Hill Peoples of Northeast India

Project Introduction The Naga Database

book - 'Naga Path', by Ursula Graham Bower, published John Murray 1950

caption: expedition in the Tangkhul area
caption: Chapter two. Solo Flight
caption: Ukhrul to Nungbi; pottery making at Nungbi Khunao
medium: books
person: Duncan/ Mr
location: Nungbi Khunou (Nungbi Khunao)
production:
person: Graham Bower/ Ursula
text: We halted a day in Ukhrul to refit and re-organize, and then, on the 13th, primed with advice from Mr Duncan, the S.D.O., I set out at last for the two Nungbi villages, Khulen and Khunao, marching through scattered pinewoods and over a carpet of red needles towards hills which showed green, brown and Madonna-blue in the rain-clear air. We camped that night at Nungbi Khunao, in grass and matting (17) huts through which a bitter wind swept, and next day I went to the village to take the pictures of pottery-making I had come to secure
text: Their situation near a bed of clay gave these two villages a local monopoly.

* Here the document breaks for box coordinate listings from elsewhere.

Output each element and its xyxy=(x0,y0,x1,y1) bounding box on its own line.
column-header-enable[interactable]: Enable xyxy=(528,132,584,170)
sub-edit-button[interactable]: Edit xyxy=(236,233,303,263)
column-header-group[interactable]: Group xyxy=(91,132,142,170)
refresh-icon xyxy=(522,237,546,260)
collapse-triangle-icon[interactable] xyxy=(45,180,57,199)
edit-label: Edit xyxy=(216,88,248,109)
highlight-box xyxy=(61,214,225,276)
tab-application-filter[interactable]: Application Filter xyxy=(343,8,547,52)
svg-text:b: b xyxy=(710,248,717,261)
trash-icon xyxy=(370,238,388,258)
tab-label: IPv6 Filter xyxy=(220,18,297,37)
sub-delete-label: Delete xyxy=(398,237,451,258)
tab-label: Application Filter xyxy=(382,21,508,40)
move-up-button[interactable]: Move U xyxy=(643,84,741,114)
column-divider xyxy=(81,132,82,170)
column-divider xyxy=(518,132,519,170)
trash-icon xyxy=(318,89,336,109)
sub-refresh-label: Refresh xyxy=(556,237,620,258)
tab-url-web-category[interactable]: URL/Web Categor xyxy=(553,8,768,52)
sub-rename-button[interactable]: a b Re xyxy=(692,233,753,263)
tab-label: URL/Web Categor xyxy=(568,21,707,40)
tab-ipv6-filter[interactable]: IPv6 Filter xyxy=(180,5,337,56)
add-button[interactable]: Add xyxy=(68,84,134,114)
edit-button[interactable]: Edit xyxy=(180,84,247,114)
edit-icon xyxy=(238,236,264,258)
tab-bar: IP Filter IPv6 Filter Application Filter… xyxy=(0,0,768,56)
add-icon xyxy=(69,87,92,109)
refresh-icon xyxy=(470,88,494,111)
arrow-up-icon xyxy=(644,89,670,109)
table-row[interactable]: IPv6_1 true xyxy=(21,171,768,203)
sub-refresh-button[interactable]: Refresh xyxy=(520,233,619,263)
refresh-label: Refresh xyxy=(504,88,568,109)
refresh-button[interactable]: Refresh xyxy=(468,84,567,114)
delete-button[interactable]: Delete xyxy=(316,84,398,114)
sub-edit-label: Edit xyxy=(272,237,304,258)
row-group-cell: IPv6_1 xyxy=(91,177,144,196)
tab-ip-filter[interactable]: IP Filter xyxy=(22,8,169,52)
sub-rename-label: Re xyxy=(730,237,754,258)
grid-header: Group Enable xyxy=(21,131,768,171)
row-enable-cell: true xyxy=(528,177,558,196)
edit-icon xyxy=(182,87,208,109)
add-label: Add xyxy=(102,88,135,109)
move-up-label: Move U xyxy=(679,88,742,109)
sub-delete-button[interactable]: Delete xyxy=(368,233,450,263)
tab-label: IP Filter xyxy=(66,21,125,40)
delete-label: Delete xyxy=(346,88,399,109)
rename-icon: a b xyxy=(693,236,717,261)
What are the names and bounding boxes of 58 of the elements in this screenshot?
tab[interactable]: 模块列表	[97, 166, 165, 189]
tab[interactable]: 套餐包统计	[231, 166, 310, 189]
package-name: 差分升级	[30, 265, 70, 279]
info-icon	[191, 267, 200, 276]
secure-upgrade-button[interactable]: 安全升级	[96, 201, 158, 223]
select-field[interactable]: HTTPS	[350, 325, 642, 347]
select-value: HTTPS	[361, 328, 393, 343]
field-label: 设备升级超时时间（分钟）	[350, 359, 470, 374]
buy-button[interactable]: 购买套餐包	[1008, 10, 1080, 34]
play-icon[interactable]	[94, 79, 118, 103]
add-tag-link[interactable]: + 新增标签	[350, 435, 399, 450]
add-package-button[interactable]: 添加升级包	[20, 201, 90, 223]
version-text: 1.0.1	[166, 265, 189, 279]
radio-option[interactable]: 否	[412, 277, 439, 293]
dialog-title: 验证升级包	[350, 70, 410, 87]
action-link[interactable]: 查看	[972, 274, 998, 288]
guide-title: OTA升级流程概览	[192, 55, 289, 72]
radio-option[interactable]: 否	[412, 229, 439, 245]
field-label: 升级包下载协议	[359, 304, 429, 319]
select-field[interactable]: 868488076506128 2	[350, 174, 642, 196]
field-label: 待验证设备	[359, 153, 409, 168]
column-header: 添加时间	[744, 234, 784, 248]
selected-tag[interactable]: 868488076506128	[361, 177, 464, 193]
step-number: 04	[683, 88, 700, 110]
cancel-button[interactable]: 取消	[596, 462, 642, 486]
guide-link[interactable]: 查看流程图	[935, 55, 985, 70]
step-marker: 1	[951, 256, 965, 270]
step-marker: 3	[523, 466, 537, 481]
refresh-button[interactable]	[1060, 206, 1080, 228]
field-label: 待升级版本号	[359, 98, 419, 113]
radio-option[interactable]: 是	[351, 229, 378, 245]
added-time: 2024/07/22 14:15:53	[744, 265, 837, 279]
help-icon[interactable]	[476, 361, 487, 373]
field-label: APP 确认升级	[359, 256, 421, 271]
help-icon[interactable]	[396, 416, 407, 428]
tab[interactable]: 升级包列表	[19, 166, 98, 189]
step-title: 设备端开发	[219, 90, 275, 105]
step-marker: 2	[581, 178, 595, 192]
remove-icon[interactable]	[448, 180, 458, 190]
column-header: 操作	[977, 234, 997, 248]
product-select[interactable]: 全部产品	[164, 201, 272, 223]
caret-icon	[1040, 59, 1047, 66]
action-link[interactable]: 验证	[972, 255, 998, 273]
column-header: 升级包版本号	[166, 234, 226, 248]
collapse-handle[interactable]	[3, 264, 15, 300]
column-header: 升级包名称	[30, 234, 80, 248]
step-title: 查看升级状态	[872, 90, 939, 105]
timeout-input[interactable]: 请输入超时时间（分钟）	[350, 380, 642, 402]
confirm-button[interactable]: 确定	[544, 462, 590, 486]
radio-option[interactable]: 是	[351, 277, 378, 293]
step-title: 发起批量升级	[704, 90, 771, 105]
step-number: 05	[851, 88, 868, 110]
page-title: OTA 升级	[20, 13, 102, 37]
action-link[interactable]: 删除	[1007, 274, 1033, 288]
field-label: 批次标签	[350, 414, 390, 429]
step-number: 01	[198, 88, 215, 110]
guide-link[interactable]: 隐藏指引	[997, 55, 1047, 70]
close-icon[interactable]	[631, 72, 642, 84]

Day after day in the cold weather one could see columns of smoke rising above the houses as the pots were fired, thin brown pillars climbing into the sky.
text: The Tangkhul potter uses no wheel, nor does he, like the Manipuri, shape his pot on a board turned on his knee. Instead, he gives the clay its first circular shape round a bamboo and then moulds the pot by hand. The workshop was the village street, with the villagers for audience. The potters stripped down their wine-red cloths to work, girding them round their waists like petticoats. First of all stones were brought in a basket, and one or two of them hammered to a fine powder. They crumbled easily, and in a few minutes were dust. Then the dust was mixed with half as much powdered clay, and enough water to make a firm, damp mass. This was pounded in a wooden trough till smooth and then divided into two parts.
text: One was made into a flat, round cake for the base of the pot. The other was laid on a board and shaped into a long strip, three inches wide and perhaps an inch thick, which was beaten out to twice the length and half the thickness. The edges were trimmed and squared off with a bamboo knife, and it was ready.
text: The potter fetched a section of giant bamboo. He rolled the strip of clay up round this, stood the whole upright on the clay base, shook the strip loose from the bamboo, which he removed, and coaxed the strip round to form a cylinder. joining the ends, he worked it to the base; and there it stood, a pot in embryo. The rest was but thinning and shaping. Round and round the pot he backed, patting, moulding, curving. The sides swelled, the neck contracted. He rolled two strips of clay in his hands, spitting to moisten them, and set them on as handles. A last smoothing; he cut the pot (18) from its base; and there it was, rimmed and twin-handled, ready for the fire. The potters posed for a final picture, solemnly, their work before them, and all was done.